As soon as your data is no longer needed for contractual, statutory or procedure-related processing purposes, it will be deleted immediately, unless you have given consent to continued storage or we have a legitimate interest in (continued) storage.
However, we are generally required to store personal data beyond the contractual relationship period for commercial law and tax law reasons. The period can last up to ten years. Please refer to the relevant laws, in particular § 257 of the German Commercial Code and § 147 of the German Tax Code.
Where we need data and documents relating to individuals as evidence for the enforcement, exercise or defence of legal claims, we will retain this in line with the respective periods of limitation, whilst restricting processing for any other purpose. For example, this also applies to the enforcement and handling of warranty and service claims (30 years max) brought to us by you and where we process your data in this regard (contact persons, companies and relevant invoice/delivery). The legal basis of this type of processing is Art. 6 Section 1 f of the GDPR.
6. What are your rights?
You have many rights relating to the processing of your personal data, particularly the right to information about personal data stored by us (Art. 15 of the GDPR), correction (Art. 16 of the GDPR), deletion (Art. 17 of the GDPR), restricted processing (Art. 18 of the GDPR), data portability (Art. 20 of the GDPR) and objection to processing (Art. 21 of the GDPR), especially in the case of direct mailing. In terms of the right to information and correction, §§ 34 and 35 of the German Federal Data Protection Act
(BDSG) are to be taken into consideration.

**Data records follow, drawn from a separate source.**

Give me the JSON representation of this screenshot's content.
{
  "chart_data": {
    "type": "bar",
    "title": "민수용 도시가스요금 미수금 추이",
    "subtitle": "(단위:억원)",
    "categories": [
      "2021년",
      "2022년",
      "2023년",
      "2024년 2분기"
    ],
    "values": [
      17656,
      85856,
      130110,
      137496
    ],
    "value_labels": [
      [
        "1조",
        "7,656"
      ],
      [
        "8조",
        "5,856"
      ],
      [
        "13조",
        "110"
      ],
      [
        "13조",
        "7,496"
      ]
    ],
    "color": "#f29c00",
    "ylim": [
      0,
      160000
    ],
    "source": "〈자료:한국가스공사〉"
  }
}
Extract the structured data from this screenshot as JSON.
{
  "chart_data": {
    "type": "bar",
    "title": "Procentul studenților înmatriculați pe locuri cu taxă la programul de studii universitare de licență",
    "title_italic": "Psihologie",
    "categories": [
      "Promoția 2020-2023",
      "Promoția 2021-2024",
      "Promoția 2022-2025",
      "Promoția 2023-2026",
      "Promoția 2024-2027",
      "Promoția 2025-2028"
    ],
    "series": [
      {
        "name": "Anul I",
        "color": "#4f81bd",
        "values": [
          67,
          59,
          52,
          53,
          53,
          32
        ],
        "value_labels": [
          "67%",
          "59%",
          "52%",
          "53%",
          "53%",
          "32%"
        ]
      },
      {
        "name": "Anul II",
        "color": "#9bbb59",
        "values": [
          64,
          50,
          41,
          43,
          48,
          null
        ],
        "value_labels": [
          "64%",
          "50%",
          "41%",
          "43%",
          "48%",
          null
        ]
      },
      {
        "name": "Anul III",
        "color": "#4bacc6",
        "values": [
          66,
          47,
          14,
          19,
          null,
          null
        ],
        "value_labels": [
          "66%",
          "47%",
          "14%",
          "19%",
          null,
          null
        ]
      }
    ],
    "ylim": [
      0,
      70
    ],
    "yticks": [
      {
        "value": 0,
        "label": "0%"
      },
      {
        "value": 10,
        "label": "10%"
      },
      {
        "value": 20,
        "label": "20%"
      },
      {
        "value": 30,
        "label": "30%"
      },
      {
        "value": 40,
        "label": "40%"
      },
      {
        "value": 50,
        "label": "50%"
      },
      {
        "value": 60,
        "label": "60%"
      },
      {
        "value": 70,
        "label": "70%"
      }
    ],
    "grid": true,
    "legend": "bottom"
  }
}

Furthermore, you have the right to complain to the appropriate Data Protection Supervisory Authority (Art. 77 of the GDPR), to which we draw your specific attention. You may contact the Supervisory Authority for our operations as follows:
The Hesse Officer for Data Protection and Freedom of Information
This notice reflects the status of the law as at May 2019. We reserve the right to adapt our data protection notice to changes in legislation and case law.